The Ultimate Mumbai Canteen Crawl
Mumbai may lag in high-end dining options, but its canteens, or dining halls, are rich in flavor while low in price tag.
Despite a small smattering of good high-end dining options, the dining scene in Mumbai, India’s financial capital and largest city, lags far behind the capital of Delhi in terms of sophistication—and even behind cities like Bangalore and Chennai in terms of diversity. Yet the city’s cosmopolitan history and democratic culture have also imparted a long tradition of simple ‘canteens’—basic dining halls where food is plentiful, cheap, and delicious. Often served on durable tin plates or simple banana leaves, expect a healthy, hearty mix for the amount you'd pay for a coffee elsewhere. Our picks around town represent the cross-section of regional cuisines that goes well beyond what you might think of simply as ‘Indian Food.’
Keralite food, from India’s palm-fringed southwestern edge, has something for everyone. Coconut-laced vegetable curries, rich mutton and chicken stews, and delicately fried fish. In the heart of the city’s historic Fort district, Deluxe is a great spot for an extravagantly flavorful, and shockingly inexpensive, banana leaf vegetarian thali, supplemented with orders of flaky, buttery Malabar paratha, squid fry, and mutton fry. Pitha Street, Fort, near Citibank on DN Road. +91-22-2204-2351.
A bit out of the way in the working-class neighborhood of Parel (not to be confused with the burgeoning business district of Lower Parel to the west), Ladoo Samrat serves some of the best renditions of Maharashtrian snacks available in the city. Try the sabudana vada—fried balls of tapioca and peanut—and dahi misal—a fiery stew of lentils and beans served with yogurt and bread. Shop No.1-2, Habib Terrace, Dr. Ambedkar Road, Lalbaug, Parel, near ITC Grand Central. +91-22-2471-0127.
Whether or not New Martin still serves “authentic” Goan cuisine (an ongoing debate) is beside the point. If you’re wandering around Colaba (most tourists will be) and fancy spicy Goan sausage or pork vindaloo, this is some of the tastiest you’ll find anywhere, and in a setting that seems unchanged in decades. Glamour House, 11 Strand Road, Apollo Bunder, Colaba. +91-22-2202-9606.
Rama Nayak’s Udipi Shri Krishna Boarding
Udipi food originates from India’s southwestern coast, below Goa and above Kerala, where the cooking is heavy on coconut and mild on spice. The unlimited vegetarian thali (a daily changing mixture of vegetable dishes served with fresh roti and rice) costs only $3, comes on a banana leaf, and is one of the lightest, most healthful meals you can find in town. 1st Floor, Lal Bahadur Shastri Market, opp. Matunga Station (Central Line), King’s Circle, Matunga East. +91-22-2414-2422.

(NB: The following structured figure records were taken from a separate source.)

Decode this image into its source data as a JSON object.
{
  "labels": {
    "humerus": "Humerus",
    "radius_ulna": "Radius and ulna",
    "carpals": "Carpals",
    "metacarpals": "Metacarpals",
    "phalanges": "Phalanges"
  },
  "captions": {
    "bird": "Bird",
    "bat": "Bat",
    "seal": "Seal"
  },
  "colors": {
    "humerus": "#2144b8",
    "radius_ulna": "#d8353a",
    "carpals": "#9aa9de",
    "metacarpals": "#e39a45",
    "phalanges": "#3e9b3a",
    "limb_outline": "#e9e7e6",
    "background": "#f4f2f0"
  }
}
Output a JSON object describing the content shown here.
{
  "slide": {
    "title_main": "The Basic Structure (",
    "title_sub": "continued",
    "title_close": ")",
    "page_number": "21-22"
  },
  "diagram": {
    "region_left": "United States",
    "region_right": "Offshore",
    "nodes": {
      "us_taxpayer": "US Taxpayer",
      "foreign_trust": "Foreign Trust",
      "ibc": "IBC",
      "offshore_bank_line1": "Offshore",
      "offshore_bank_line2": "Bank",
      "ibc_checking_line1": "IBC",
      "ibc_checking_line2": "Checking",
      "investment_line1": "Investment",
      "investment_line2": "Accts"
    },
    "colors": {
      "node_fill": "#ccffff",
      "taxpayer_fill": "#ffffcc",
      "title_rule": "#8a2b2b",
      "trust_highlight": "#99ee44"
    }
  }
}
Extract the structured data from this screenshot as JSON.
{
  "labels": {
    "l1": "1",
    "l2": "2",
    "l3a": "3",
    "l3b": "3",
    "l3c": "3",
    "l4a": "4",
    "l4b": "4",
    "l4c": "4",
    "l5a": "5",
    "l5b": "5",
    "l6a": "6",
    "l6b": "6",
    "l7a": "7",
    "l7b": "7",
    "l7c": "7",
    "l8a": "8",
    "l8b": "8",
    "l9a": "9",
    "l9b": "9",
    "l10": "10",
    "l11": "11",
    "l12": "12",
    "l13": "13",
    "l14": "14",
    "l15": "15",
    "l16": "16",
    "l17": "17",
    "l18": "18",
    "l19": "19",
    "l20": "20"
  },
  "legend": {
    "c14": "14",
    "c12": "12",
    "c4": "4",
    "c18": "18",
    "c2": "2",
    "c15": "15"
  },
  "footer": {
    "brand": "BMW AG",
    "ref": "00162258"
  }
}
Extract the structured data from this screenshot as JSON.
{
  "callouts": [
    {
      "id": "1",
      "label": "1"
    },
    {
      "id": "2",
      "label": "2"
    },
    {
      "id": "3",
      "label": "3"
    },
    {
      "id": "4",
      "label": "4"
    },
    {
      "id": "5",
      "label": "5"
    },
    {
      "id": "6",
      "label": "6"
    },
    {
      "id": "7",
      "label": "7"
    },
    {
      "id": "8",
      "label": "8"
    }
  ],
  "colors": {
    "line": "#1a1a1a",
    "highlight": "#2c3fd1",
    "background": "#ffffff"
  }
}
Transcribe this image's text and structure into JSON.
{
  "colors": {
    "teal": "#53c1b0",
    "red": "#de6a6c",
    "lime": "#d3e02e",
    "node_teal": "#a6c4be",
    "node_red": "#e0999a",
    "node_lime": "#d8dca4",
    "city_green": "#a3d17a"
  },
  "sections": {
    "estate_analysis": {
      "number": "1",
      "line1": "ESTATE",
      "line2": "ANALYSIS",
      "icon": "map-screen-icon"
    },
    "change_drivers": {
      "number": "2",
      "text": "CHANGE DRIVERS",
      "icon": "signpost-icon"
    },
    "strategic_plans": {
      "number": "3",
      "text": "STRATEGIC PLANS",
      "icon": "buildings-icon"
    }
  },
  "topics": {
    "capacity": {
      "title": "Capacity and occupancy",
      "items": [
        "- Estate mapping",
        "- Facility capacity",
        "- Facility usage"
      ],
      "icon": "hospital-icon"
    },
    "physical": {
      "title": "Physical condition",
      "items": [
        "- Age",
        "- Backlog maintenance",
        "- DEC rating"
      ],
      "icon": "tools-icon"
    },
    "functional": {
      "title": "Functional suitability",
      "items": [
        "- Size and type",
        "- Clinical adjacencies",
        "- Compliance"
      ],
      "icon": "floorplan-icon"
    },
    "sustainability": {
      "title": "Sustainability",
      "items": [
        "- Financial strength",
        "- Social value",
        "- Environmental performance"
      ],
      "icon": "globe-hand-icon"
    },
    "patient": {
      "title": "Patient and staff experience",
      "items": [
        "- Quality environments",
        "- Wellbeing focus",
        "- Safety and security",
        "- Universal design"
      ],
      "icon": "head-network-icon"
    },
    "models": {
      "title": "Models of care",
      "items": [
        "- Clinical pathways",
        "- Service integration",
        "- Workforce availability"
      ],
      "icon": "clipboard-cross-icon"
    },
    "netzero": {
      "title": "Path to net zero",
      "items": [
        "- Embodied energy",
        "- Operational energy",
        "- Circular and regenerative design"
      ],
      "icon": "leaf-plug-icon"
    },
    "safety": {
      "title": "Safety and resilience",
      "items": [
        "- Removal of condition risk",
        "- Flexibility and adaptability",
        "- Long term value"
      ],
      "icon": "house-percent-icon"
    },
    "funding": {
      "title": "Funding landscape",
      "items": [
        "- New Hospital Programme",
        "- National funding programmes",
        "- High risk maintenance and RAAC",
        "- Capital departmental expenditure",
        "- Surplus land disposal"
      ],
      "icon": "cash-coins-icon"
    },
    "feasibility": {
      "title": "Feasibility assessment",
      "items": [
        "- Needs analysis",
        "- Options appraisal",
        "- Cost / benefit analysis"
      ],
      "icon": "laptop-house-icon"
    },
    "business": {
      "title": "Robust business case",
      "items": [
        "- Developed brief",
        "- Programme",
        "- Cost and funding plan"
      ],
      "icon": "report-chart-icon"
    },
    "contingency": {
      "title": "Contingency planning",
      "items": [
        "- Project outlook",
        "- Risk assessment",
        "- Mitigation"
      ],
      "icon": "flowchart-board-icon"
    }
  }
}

The Konkan Coast is the region running south from Mumbai through Goa, and up to the city of Mangalore in the state of Karnataka. Food from Sachin is heavy on spice and seafood, with fantastic coconut-based preparations of mutton and chicken liver for good measure. This no-frills seafood joint is one of the best in town for cornmeal-crusted fried fish and searing coconut curries. Gokhale Road, Shivaji Park, Dadar West, near Shiv Sena Bhavan. +91-22-2446-6625.
Michael Snyder is based in Mumbai, and covers the India beat for Travel + Leisure.